The federal government must establish protections for workers who are subject to extreme heat, more than 130 organizations said in a petition to the U.S. Occupational Safety and Health Administration (OSHA). Joining the petition were former OSHA directors Dr. Eula Bingham and Dr. David Michaels, former California OSHA director Ellen Widess, heat illness prevention researcher Dr. Marc Schenker and 89 other individuals.
The filing of the petition marks the launch of a national campaign to raise awareness around the impacts of climate change on the health and safety of workers, as well as other vulnerable populations, while advancing standards to prevent injuries and deaths from outdoor and indoor heat stress.
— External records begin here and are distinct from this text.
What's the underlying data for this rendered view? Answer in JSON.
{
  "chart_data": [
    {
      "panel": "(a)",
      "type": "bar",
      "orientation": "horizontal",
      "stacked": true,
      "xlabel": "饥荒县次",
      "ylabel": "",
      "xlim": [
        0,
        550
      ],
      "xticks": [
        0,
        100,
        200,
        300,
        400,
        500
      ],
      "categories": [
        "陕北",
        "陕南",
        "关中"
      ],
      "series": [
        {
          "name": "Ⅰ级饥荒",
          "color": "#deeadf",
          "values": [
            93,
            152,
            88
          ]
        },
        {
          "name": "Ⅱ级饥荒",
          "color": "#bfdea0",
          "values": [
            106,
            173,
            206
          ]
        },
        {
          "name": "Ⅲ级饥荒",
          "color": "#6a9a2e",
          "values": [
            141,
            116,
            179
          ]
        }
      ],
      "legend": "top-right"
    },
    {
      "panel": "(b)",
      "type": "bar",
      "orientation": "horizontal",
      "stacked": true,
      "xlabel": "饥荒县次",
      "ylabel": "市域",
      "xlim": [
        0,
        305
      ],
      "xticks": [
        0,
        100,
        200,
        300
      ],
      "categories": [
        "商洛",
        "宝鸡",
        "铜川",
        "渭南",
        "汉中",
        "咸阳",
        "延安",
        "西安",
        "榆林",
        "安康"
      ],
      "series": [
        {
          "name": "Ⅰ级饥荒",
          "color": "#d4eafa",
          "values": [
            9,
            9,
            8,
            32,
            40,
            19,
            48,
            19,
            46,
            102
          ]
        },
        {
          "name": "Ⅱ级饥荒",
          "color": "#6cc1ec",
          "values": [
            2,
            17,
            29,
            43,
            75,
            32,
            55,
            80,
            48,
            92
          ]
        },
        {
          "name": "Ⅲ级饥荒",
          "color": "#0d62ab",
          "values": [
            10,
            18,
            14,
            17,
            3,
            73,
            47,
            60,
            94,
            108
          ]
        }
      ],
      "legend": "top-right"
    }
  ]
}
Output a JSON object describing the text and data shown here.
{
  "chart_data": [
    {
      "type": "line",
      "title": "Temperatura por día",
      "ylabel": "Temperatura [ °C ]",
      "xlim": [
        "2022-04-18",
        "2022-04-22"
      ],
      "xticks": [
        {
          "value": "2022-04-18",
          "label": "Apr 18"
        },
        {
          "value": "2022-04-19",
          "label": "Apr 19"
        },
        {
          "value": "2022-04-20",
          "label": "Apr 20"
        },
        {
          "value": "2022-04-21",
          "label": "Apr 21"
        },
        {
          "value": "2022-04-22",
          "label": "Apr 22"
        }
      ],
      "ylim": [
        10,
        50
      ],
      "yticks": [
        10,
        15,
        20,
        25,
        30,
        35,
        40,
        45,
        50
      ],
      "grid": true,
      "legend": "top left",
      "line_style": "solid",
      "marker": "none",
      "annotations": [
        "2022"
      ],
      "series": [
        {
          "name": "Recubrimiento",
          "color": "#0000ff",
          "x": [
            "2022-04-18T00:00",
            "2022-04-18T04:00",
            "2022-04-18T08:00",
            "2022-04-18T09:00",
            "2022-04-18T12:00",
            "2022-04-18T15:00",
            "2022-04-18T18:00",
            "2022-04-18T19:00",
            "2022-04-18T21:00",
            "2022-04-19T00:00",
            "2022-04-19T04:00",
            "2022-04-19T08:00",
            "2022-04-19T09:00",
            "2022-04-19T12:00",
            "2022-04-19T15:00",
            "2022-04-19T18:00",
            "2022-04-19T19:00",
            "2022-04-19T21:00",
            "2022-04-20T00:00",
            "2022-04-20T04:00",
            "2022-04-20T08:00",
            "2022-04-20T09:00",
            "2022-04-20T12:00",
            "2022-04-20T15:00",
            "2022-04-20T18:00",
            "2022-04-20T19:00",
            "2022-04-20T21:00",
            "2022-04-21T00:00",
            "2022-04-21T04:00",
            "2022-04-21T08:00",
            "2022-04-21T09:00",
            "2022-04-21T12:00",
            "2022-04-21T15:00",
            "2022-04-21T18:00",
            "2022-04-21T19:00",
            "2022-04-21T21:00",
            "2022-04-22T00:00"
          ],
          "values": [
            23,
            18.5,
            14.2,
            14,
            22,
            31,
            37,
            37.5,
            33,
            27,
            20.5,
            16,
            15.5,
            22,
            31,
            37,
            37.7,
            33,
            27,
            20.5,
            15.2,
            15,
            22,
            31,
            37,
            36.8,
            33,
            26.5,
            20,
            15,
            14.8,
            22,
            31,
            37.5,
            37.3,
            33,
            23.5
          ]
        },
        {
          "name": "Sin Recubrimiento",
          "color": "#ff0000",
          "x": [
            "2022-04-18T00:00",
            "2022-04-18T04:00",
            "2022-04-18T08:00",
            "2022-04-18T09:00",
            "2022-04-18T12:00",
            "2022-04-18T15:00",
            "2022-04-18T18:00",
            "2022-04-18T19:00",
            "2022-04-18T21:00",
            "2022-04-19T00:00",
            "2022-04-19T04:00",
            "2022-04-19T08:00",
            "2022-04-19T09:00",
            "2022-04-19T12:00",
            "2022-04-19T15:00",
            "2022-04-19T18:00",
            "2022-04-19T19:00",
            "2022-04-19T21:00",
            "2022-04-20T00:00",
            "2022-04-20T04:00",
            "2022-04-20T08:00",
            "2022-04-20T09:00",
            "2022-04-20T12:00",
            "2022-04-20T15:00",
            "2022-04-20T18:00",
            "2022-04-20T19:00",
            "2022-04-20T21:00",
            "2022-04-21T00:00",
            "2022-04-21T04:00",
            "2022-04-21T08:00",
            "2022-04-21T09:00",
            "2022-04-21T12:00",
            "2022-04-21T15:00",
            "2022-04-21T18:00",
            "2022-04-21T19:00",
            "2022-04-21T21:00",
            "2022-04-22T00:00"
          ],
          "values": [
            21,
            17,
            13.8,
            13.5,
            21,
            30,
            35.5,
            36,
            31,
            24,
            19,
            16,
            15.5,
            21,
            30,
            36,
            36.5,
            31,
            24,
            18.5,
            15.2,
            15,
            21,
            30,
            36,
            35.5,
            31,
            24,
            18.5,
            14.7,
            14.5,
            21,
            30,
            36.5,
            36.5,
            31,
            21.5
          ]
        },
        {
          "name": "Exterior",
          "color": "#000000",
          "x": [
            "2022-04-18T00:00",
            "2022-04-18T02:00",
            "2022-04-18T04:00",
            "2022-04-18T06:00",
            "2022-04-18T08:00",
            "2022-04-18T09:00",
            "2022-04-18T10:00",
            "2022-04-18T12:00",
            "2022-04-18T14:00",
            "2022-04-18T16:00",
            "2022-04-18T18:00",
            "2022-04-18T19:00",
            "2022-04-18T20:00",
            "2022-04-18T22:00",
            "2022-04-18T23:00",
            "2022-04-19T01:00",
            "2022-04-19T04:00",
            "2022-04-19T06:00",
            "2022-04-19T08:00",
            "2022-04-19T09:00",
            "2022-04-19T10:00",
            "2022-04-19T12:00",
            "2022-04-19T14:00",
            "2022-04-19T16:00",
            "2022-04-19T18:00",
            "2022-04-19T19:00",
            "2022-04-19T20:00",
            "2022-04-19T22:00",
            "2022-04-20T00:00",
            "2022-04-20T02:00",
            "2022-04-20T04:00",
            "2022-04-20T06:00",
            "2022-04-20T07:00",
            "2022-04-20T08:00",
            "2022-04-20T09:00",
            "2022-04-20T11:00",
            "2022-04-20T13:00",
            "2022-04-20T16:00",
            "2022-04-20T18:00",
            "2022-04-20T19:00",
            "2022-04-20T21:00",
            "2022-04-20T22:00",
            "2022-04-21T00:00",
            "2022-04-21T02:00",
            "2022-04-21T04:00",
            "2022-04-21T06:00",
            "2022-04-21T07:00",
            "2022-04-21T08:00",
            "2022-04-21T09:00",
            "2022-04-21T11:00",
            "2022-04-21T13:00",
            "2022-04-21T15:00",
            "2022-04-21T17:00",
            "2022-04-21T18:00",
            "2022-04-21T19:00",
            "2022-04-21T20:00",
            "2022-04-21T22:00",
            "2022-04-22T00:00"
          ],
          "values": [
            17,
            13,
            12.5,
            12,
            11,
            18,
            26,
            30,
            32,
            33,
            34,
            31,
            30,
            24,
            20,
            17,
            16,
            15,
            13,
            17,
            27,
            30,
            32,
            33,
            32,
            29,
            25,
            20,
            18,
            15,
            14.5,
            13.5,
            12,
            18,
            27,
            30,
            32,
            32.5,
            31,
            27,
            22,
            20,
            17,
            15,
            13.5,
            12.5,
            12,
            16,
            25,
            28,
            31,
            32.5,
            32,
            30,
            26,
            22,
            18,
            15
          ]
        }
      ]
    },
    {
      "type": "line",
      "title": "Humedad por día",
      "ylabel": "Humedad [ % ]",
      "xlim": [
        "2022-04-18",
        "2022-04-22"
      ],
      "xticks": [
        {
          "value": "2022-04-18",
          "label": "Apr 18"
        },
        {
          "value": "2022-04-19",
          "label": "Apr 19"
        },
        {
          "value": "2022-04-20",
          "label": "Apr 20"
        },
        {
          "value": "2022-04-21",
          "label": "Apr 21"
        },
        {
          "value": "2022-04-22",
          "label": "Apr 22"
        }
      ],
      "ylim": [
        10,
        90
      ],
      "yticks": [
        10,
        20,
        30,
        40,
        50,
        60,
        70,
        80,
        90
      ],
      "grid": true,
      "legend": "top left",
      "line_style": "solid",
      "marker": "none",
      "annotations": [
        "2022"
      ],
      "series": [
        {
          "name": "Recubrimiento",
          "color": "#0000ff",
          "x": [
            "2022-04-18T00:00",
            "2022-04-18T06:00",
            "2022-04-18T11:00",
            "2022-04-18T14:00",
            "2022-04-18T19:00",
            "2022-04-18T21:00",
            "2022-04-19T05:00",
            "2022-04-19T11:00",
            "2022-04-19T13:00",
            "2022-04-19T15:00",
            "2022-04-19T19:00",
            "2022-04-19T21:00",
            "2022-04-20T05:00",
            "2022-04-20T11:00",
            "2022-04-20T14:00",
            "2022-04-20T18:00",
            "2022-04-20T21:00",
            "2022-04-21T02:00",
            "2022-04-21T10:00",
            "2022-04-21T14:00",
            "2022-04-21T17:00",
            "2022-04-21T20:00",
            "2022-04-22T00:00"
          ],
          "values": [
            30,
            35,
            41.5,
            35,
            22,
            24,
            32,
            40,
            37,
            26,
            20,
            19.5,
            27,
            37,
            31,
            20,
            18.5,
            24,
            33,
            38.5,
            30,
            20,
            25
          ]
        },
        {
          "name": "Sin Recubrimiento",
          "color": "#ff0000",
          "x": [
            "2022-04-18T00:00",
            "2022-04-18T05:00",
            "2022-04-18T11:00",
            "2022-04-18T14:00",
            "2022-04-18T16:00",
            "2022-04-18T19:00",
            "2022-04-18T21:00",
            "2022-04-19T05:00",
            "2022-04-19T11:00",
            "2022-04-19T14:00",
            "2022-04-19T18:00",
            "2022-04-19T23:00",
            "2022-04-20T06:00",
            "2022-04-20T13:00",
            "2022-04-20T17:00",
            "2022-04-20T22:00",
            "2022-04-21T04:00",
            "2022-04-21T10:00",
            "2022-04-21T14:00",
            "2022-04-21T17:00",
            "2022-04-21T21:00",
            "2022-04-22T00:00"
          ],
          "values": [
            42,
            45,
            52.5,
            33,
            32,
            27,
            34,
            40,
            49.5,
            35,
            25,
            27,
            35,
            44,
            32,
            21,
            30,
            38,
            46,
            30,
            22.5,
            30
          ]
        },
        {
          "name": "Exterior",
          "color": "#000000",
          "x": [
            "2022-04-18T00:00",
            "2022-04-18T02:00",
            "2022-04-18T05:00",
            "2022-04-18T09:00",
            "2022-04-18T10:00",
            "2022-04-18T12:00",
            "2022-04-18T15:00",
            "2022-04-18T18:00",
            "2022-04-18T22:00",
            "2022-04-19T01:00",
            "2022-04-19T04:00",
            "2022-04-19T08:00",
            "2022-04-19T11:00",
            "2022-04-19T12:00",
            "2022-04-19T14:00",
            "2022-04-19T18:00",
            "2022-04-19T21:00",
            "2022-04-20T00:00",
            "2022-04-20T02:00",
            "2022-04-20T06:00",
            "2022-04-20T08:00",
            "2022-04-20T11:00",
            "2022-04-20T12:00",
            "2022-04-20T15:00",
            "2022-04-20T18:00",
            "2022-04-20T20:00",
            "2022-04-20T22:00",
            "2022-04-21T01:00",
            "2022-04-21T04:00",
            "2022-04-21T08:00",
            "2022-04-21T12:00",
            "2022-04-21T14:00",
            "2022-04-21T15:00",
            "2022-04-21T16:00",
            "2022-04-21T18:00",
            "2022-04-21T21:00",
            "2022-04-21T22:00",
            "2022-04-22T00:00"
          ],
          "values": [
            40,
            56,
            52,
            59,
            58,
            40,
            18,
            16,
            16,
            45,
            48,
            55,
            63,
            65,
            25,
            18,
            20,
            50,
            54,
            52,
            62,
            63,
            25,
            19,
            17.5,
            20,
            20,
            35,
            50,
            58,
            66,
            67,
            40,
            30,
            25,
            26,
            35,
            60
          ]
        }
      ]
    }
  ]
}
During a telephone press conference to unveil the urgent call for action, the brother of a farmworker who died from heat shared his family’s experience. Other speakers included an airline catering truck driver; a telecommunications worker; Arturo Rodriguez, president of the United Farm Workers; Jeannie Economos, a pesticide safety and environmental health project coordinator of the Farmworker Association of Florida; and U.S. Representative Judy Chu (D-Calif.).
Already, heat is the leading weather-related killer in the U.S. and climate change is resulting in more frequent days of extreme heat. With record-breaking summers becoming the norm, outdoor and indoor workers across a wide variety of workplaces will be at greater risk for workplace heat illness.